When I began transcribing Isaac's Journal, I did not know where his homestead and timber claim were located. Eventually, he included the legal description, identifying his land as being in Clear Creek Township. Since that is the township to the west of my childhood home, I was pleased to discover he had lived so near. Later, I learned that his home was even nearer, for the original Clear Creek Township had been divided in half, the west half retaining the name but the east half being given the new name of Albano Township. Isaac lived one mile straight east of my childhood home!
Standing at my front door, I can see the trees that are currently on what were Isaac's homestead and timber claim. While these trees may not be old cottonwoods that he planted, they are quite likely to have grown from seeds dropped by trees Isaac started from cuttings on the treeless prairie that existed when he arrived. The sunrise photograph, taken from my front yard, shows Isaac's trees to the right of the rising sun, bathed in a purple morning haze at the edge of the horizon. The mid-day photograph, also taken from my front yard, shows the same row of trees, located on the east edge of Isaac's old timber claim.
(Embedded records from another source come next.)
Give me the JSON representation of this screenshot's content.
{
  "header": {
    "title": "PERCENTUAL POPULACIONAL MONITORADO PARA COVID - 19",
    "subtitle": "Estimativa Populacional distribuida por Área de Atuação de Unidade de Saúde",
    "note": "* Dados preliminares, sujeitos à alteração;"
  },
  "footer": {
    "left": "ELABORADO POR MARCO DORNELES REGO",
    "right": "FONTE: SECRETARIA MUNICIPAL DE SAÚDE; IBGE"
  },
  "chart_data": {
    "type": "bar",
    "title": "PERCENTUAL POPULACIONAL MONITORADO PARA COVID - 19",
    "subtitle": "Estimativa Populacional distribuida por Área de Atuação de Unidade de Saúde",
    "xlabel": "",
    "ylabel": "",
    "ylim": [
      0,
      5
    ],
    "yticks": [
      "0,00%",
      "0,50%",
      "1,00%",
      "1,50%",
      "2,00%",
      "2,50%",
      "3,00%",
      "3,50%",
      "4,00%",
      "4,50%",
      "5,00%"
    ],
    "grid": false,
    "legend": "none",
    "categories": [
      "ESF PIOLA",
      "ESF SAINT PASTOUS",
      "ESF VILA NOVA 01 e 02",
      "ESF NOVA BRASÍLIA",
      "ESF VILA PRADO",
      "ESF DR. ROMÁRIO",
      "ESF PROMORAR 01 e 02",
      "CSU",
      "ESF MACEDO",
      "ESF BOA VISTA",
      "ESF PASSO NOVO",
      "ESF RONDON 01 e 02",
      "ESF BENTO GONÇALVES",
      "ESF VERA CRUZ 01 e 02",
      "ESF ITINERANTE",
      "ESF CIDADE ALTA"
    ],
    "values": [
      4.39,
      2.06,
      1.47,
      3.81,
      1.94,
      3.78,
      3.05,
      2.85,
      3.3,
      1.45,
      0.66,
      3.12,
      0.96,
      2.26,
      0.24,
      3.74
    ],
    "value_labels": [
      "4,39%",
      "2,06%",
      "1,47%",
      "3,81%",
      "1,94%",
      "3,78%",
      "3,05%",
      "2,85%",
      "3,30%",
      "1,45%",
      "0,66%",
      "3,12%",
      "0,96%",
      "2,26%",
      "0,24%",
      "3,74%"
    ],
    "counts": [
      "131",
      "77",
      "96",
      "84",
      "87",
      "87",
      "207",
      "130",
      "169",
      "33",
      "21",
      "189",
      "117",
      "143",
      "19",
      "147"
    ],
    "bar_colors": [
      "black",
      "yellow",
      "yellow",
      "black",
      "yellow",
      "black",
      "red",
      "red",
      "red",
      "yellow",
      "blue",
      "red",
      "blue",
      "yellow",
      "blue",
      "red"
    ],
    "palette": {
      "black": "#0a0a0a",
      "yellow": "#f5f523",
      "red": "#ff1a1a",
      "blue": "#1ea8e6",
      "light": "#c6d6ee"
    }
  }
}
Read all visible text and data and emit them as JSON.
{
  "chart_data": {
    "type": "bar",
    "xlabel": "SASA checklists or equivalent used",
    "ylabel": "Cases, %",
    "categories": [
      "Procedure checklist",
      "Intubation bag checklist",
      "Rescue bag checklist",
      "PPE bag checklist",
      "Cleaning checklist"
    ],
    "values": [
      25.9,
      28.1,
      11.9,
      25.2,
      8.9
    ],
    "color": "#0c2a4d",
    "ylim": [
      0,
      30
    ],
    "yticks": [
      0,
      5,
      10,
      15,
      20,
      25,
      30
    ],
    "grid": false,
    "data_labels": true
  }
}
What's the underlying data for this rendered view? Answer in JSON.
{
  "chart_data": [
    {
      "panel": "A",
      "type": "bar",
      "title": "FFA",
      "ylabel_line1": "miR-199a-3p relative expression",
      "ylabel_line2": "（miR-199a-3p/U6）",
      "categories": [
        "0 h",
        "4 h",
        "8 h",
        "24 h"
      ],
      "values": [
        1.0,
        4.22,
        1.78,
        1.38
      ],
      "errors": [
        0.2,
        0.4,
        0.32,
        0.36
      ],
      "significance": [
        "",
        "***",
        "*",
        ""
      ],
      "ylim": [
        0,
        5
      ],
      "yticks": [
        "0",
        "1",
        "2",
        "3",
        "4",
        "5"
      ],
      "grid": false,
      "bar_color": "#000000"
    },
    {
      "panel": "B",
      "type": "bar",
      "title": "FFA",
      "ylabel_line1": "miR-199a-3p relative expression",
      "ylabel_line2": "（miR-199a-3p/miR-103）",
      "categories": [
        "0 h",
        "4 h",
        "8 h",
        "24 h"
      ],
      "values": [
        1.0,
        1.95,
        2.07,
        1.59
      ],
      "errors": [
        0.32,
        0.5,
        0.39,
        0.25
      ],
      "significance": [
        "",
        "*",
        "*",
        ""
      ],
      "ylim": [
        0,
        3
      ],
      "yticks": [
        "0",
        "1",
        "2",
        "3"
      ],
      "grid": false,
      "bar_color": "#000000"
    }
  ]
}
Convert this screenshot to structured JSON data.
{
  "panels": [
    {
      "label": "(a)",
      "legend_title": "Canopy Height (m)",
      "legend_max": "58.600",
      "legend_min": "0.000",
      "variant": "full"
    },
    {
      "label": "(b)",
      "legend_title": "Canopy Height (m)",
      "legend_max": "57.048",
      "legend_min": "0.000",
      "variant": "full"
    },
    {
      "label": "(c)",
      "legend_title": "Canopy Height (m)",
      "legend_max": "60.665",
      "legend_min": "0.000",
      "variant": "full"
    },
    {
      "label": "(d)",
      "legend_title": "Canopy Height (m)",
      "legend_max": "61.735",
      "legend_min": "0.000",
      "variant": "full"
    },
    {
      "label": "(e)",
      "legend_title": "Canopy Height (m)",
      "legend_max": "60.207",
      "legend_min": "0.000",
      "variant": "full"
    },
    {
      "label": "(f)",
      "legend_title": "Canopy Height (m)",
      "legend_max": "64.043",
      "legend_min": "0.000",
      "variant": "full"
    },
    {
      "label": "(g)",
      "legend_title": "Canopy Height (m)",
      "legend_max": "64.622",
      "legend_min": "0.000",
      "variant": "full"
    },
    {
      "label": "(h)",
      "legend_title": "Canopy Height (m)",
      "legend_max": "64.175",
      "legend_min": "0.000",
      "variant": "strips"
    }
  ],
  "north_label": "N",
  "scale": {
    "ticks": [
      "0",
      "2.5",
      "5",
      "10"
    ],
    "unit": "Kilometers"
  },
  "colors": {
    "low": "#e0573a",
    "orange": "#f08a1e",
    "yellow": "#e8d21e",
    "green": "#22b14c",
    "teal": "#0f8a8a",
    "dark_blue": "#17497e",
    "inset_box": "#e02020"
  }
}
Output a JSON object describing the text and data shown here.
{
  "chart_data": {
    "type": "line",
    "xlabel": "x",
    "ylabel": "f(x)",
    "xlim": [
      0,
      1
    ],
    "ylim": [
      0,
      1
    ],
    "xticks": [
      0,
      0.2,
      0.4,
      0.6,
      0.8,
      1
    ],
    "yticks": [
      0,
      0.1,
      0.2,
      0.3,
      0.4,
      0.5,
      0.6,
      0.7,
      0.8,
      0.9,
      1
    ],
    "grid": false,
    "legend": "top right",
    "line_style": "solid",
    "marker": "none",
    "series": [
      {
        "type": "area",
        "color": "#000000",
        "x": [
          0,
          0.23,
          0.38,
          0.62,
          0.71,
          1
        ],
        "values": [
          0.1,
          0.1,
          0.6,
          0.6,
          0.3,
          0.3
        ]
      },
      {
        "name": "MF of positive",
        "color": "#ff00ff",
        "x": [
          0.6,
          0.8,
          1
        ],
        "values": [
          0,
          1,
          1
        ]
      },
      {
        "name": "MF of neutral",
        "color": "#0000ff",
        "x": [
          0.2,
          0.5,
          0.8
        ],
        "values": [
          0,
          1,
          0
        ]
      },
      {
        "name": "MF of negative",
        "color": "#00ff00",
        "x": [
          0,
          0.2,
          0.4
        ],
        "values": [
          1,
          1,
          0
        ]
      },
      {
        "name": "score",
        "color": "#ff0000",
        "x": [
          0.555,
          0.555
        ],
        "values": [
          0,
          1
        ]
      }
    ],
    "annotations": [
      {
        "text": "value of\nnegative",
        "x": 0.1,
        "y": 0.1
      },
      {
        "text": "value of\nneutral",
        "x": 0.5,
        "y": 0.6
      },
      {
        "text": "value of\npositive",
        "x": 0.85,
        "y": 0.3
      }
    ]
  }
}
In 1878 when Isaac arrived, there were no trees on the prairie. A "timber claim" did not designate land covered with trees but rather land that could be claimed by planting ten acres of prairie in trees and keeping them alive for eight years in order to claim the title. If drought did not kill them, weeds did not choke them, pests did not destroy them, and prairie fires did not burn them during the required eight years, the settler could acquire 160 acres. As Willa Cather wrote about the hardy trees that managed to survive on the prairie, "I like trees because they seem more resigned to the way they have to live than other things do." In addition to acquiring land as a timber claim, 160 acres could also be claimed as a homestead by building some sort of dwelling, living in it for five years, and improving the land by gradually breaking the thick prairie sod and planting crops or grazing livestock on the prairie grass.
The land was divided into square mile sections which contained 640 acres. These squares were then divided into four smaller squares, each containing 160 acres and being one-fourth of a square-mile section, or a quarter-section of land. These were identified by the compass direction they occupied in the full section. Isaac's homestead was in the southwest quarter of the section; his timber claim was in the northwest quarter of the section. Other homesteaders claimed the quarters in the eastern half of that section.
Today there are roads around most square-mile sections, and fences or changes in the crop from one farmer's field to another's usually make it apparent where one quarter section of ground ends and another begins. In Isaac's day, there were not so many roads, although farmers did mow along the edges of their property for two reasons: to make travel easier and to create fire guards to slow prairie fires.
If you could have viewed Isaac's farm from the air in 1888, you would have seen neat tree rows around 30 and 40 acre fields and carefully maintained fire guards mowed or plowed around his property line. The view from the air is very different today, and I will share it with you in next week's blog.
2 comments:
Enjoying your blog, Lyn! Looking forward to learning more about Isaac!
I have wondered, but never researched, what the words "timber claim" meant. Thanks for the description. You have me hooked on learning about Isaac too! Thanks for sharing your addiction.